Even some of the most highly acclaimed movies by the most gifted filmmakers fall short of making us care about anybody in the show, even when taking three and a half hours to do so. Ross Douthat, in a perspicacious reaction to Martin Scorsese’s The Irishman, notes that “the screenwriting/editing failure is that the movie, while extraordinarily long, also sometimes feels too short.”

How can that be? The movie lacks Curtis’s laser-guided focus: Each scene in Love Actually is so cunningly engineered you have to get out your stopwatch to savor the efficiency. Within 95 seconds of Hugh Grant’s appearance on screen, we learn who he is (a handsome Tony Blair), what he needs (a girl), why we like him (he’s warm, genuine, funny and unpretentious), and who that girl must be (Downing Street staffer Natalie). Ninety-five seconds. We also meet and come to adore Natalie — in 25 of those seconds.

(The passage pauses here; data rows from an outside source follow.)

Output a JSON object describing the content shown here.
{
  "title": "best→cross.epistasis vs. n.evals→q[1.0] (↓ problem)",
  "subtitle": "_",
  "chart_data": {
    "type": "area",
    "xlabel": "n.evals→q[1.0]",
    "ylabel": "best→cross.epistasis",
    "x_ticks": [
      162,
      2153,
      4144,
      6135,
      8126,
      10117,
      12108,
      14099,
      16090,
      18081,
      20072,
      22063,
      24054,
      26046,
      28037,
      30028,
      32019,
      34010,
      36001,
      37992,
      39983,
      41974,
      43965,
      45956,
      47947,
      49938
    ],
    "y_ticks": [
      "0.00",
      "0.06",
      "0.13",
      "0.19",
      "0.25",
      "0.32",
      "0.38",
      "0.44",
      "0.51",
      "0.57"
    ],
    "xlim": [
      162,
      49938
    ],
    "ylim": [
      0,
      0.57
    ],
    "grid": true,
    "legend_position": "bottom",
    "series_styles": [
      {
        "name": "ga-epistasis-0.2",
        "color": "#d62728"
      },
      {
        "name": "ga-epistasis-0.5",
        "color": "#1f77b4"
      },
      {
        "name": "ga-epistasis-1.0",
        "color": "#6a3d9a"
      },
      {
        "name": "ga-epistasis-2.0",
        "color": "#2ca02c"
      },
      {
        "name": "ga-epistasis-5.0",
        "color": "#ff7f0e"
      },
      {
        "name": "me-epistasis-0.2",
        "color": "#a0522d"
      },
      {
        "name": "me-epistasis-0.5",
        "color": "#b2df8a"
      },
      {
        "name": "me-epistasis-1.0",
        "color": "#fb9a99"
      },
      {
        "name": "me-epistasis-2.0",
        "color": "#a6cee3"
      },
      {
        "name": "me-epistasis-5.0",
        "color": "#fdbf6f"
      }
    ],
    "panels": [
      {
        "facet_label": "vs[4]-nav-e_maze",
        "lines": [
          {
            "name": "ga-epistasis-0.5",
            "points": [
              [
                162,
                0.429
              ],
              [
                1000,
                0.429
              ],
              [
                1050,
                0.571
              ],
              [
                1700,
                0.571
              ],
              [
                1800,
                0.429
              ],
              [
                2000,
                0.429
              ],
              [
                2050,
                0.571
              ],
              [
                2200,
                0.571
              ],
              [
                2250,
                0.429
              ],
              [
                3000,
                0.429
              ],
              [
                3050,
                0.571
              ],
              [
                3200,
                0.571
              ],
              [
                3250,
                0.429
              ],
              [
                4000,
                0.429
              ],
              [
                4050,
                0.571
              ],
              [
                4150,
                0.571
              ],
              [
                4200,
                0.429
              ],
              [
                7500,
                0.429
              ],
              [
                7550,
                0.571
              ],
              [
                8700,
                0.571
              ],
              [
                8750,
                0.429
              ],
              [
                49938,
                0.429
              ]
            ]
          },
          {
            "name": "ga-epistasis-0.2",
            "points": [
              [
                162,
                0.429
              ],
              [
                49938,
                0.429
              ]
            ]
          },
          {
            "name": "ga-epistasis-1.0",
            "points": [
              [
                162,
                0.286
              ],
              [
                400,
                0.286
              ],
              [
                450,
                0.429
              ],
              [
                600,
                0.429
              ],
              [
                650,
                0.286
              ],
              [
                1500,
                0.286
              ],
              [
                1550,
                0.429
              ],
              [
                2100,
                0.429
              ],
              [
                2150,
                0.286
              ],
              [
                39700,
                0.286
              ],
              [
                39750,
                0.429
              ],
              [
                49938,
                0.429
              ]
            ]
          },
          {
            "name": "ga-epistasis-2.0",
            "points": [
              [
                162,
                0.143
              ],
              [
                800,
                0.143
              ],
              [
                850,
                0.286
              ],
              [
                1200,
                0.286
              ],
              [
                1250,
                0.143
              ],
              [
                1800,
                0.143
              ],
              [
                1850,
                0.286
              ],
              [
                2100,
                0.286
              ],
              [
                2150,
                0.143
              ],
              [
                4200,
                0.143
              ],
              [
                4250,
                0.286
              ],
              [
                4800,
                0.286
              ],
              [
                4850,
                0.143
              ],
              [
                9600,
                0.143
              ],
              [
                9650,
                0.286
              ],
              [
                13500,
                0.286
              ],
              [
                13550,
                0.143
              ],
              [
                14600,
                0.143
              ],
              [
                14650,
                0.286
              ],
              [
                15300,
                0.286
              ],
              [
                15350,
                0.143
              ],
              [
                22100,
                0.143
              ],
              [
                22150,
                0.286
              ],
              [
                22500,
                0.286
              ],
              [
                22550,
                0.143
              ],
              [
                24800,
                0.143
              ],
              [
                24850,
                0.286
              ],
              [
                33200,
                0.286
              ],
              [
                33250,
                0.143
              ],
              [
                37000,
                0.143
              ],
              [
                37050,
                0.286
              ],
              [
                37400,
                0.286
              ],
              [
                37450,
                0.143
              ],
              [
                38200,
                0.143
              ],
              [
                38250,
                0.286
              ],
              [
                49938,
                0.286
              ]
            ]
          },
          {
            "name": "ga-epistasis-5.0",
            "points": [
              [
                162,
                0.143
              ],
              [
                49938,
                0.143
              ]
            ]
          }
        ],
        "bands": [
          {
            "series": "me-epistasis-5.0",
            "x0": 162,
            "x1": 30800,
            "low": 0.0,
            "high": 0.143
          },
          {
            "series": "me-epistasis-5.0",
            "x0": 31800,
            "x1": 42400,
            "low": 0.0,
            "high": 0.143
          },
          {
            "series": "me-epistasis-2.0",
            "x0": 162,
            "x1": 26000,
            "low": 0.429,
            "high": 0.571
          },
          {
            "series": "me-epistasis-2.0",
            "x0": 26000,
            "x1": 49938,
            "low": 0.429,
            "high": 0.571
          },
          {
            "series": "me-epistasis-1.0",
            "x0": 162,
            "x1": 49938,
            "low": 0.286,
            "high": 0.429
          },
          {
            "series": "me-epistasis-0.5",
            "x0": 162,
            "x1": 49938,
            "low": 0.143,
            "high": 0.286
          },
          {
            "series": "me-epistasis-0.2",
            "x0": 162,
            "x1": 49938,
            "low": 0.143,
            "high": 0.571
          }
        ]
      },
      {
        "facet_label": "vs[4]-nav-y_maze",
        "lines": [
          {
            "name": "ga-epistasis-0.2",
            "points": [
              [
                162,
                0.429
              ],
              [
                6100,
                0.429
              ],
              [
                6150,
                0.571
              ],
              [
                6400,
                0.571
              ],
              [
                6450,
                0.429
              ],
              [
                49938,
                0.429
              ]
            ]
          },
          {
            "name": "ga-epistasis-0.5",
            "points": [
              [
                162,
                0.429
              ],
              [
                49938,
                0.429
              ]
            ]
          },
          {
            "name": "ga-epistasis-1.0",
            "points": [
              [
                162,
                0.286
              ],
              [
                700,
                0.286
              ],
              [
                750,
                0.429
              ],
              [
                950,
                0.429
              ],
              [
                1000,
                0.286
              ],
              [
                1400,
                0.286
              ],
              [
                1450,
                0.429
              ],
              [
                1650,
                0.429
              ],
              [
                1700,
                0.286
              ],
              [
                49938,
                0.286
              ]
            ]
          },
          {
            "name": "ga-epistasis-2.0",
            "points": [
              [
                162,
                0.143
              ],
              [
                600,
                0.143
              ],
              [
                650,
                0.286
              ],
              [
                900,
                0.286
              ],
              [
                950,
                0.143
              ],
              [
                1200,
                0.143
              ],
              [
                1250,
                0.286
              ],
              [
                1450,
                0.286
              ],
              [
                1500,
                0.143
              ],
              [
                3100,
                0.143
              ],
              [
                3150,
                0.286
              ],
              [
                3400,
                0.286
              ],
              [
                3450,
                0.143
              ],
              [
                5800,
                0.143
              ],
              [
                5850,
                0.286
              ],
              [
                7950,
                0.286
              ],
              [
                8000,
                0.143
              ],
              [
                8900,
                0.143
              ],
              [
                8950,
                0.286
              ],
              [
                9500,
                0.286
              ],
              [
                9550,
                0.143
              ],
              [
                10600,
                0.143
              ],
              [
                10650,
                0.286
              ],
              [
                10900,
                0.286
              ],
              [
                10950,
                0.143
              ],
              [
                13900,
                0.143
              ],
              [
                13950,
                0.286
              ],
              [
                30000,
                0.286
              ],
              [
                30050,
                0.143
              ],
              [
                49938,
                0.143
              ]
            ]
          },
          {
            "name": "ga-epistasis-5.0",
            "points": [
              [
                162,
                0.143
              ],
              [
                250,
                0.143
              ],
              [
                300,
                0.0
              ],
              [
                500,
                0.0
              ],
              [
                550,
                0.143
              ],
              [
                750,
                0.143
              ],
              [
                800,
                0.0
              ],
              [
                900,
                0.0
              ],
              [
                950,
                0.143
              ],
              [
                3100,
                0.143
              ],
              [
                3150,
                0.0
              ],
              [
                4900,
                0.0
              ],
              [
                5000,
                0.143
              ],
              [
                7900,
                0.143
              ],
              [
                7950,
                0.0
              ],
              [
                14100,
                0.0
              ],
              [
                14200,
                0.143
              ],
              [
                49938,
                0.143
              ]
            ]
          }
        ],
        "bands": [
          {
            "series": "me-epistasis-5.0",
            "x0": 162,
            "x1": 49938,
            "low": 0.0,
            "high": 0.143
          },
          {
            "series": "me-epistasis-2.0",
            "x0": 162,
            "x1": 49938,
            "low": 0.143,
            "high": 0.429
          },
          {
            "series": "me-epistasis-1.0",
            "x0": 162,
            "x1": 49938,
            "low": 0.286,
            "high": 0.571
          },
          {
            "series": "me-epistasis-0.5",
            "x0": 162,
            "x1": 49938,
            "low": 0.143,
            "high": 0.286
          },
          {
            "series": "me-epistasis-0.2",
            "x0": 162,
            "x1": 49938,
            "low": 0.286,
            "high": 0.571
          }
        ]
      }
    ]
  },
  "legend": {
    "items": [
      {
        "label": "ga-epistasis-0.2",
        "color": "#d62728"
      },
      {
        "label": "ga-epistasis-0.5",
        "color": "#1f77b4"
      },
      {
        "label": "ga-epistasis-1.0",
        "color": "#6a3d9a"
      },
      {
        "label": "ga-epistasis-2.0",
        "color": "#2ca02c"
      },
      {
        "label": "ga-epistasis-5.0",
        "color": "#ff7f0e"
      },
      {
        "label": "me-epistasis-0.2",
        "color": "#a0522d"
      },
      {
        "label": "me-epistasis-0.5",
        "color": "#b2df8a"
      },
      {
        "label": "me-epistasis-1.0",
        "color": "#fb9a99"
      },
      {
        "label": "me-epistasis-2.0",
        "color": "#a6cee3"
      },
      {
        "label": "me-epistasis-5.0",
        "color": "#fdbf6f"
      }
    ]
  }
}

Go back to The Irishman, which “isn’t quite long enough to let all the episodes and substories and minor characters live and breathe and work cumulatively toward a common end,” Douthat writes, correctly. Scorsese’s movie is for all of its cinematic excellence, lush design, and elegiac tone sloppy and inelegant as a work of storytelling. “Important characters such as Sheeran’s wife and Hoffa’s foster son don’t come into focus, a mid-movie subplot involving a mobster named Crazy Joe Gallo (Sebastian Maniscalco) feels truncated and underexplained,” Douthat adds, and the central relationship between mobster Frank Sheeran and Jimmy Hoffa “seems like it needed a few more establishing scenes to really click.” And a couple of Christmas lobsters.

I mean that: Curtis’s Christmas lobsters are his originality. Though the romcom must hew to a formula, so must the mob movie. It’s the surprises you devise within your genre that make the movie excel, or not. What, in the three and a half hours of The Irishman, is truly surprising? What scenes will implant themselves in the imagination? Does it really have much impact if you walk away from it with a shrug? I pose the same questions to a thousand other acclaimed “important” movies that dissolved over time. The Oscar nomination that should have gone to Bill Nighy for his unsurpassable portrayal of Billy Mack instead went to Tim Robbins for Mystic River (or maybe to Alec Baldwin for The Cooler, Benicio del Toro for 21 Grams, Djimon Hounsou for In America, or Ken Watanabe for The Last Samurai — five mediocre-to-poor films no one watches anymore). Staggeringly un-memorable films such as Cold Mountain, American Splendor, Monster, and Seabiscuit piled up Oscar nominations that year while Love Actually got zero; go ahead, try to get your Facebook friends excited about a viewing party for American Splendor. But, hey, it was “dark,” though.

Romcoms are comfort food, yes, and we watch them with family around the holidays in a spirit of mutual reassurance and conviviality. But they can’t cheat their way to lodging in the memory any more than any other type of film can. If “cheesy” means false, contrived, cheap, and tawdry, Love Actually is the opposite of all these things. Andrew Lincoln makes us feel for poor Mark as he haplessly presents his cue-card sorrows to Keira Knightley’s Juliet. Hugh Grant makes us believe a world-famous celebrity might go door-to-door talking to ordinary Londoners (and Grant has indeed done so during the current British political campaign season). Emma Thompson could be someone’s betrayed wife, and has been; Rowan Atkinson really could be that annoying, and often is. Four days after 9/11, Ian McEwan published the essay that provided the framing for  Love Actually: “And that is what they were all saying down their phones, from the hijacked planes and the burning towers. There is only love, and then oblivion.” True on 9/11, but also true in general: It’s love against the darkness. Funny how many seem to be rooting for the wrong side.